In a normal economic landscape, prices can be set on next year’s earnings estimates – if the risk of a recession in 2023, ongoing war in Europe, skyrocketing inflation isn’t a big question mark. High and the world is still reeling from the pandemic.
“Let’s assume there’s a downturn, things will continue this way,” Munchinski said of the deal market. “Let’s assume there is no recession, you still have to clear inventory in retailers and now in brands. That needs to be done. The next shoe that leads to the working capital issue for many is the inventory situation, so it will be the next area for investors to monitor.
After all – unusually strong sales last year, this year’s economic collapse and next year’s uncertainty – there is another key factor limiting the buying and selling of fashion companies. Who will finance and take a small to medium fashion business opportunity?

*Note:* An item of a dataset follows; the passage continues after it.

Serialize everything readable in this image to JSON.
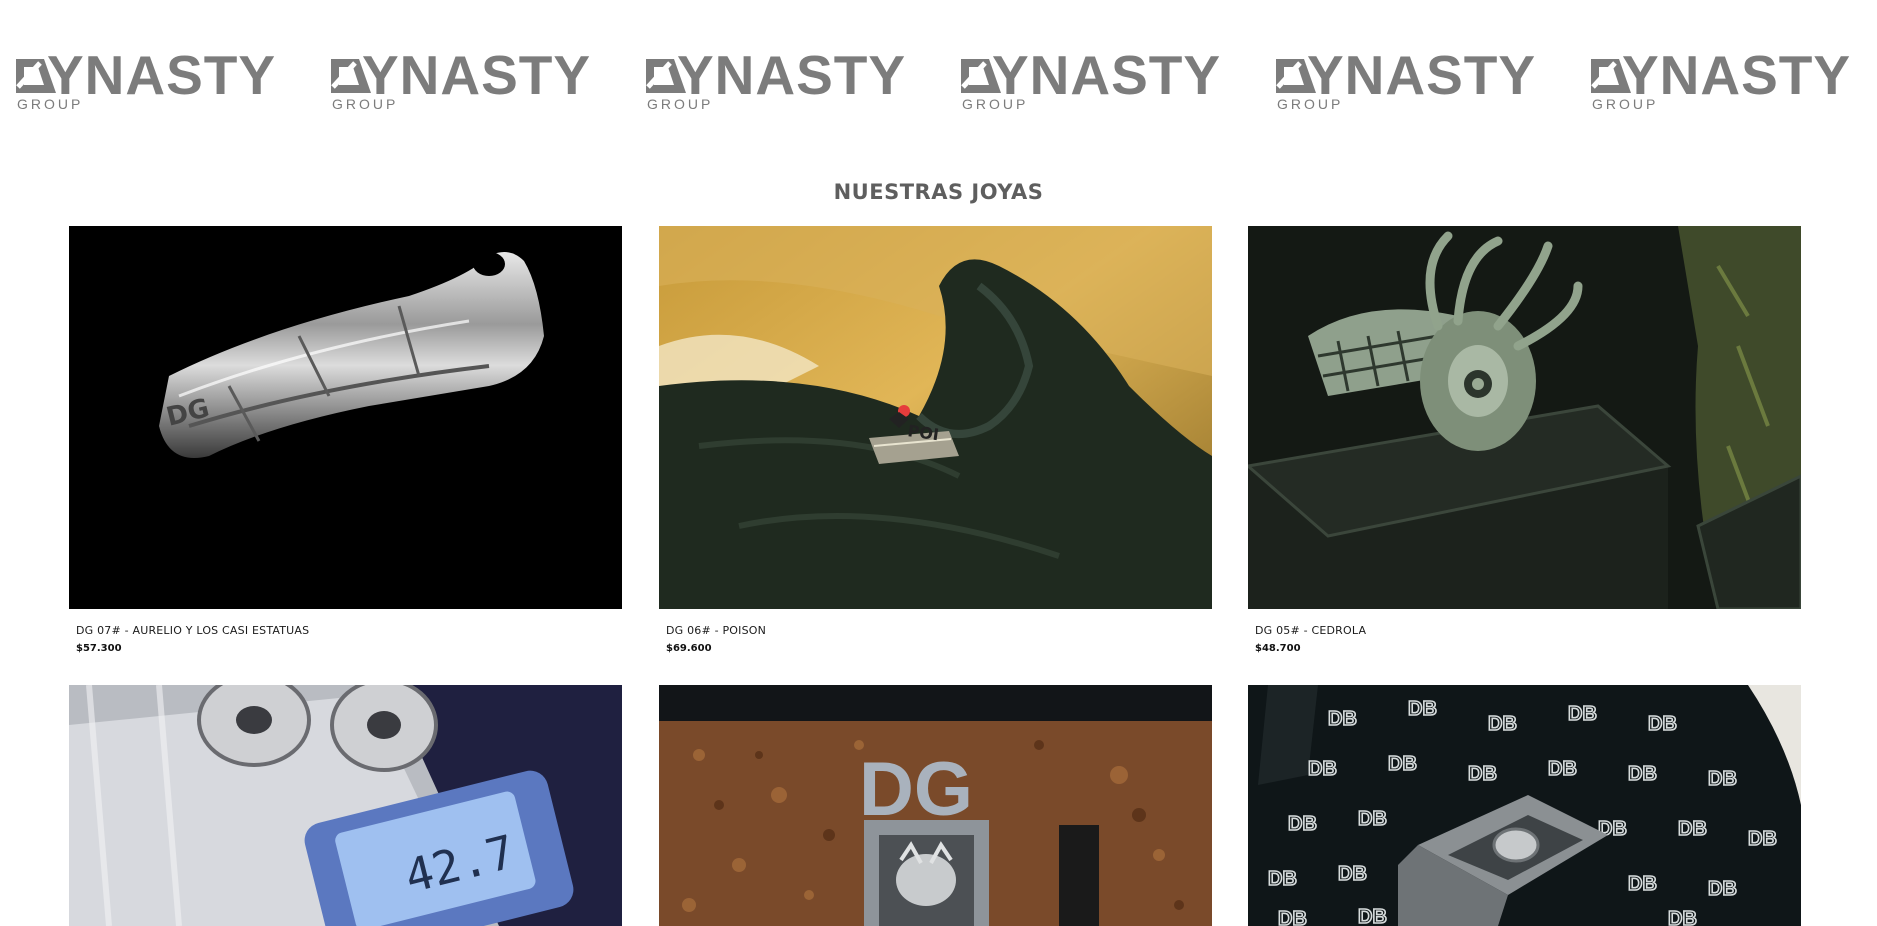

Years ago, there were big strategic players like Liz Claiborne Inc. or Jones Apparel Group looking for apparel businesses to build, but they disappeared. VF Corporation is still buying He will sign a $2.1 billion contract for Super through 2020 – but he’s not looking to rebuild in the sportswear. PVH Corp. Under CEO Stefan Larsson, he seems focused on replenishing the Tommy Hilfiger and Calvin Klein brands. Capri Holdings CEO John Idol is looking to buy, but he is looking at luxury and especially European businesses that have sales of at least $500 billion and can grow to $1 billion.
And many of the fashion-savvy and big-money private equity players are well aware that there are few ready buyers and therefore less interest in investing in the space.
In addition, it is still difficult to build successfully in a customer-driven industry with a short attention span.
“In the current environment, it is more challenging for small to medium-sized fashion brands to attract quality buyers, especially if they do not show growth, strong profits and strong consumer relations,” said founder Elsa Berry. Vendôme Global Partners. “Many financial buyers are finding that owning fashion companies can be financially challenging, as today’s consumers are changing rapidly and becoming more flexible.
It’s the area that separates the winners from the losers – those who hope to save some extra money and actually want to spend money.
“Strong brands with quality management survive 2020, thrive in 2021 and go into overdrive in 2022,” said William Sussman, managing director of Threadstone Advisors. Investors are hesitant to reinvent fashion, but I believe in the best. – Class companies can execute agreements.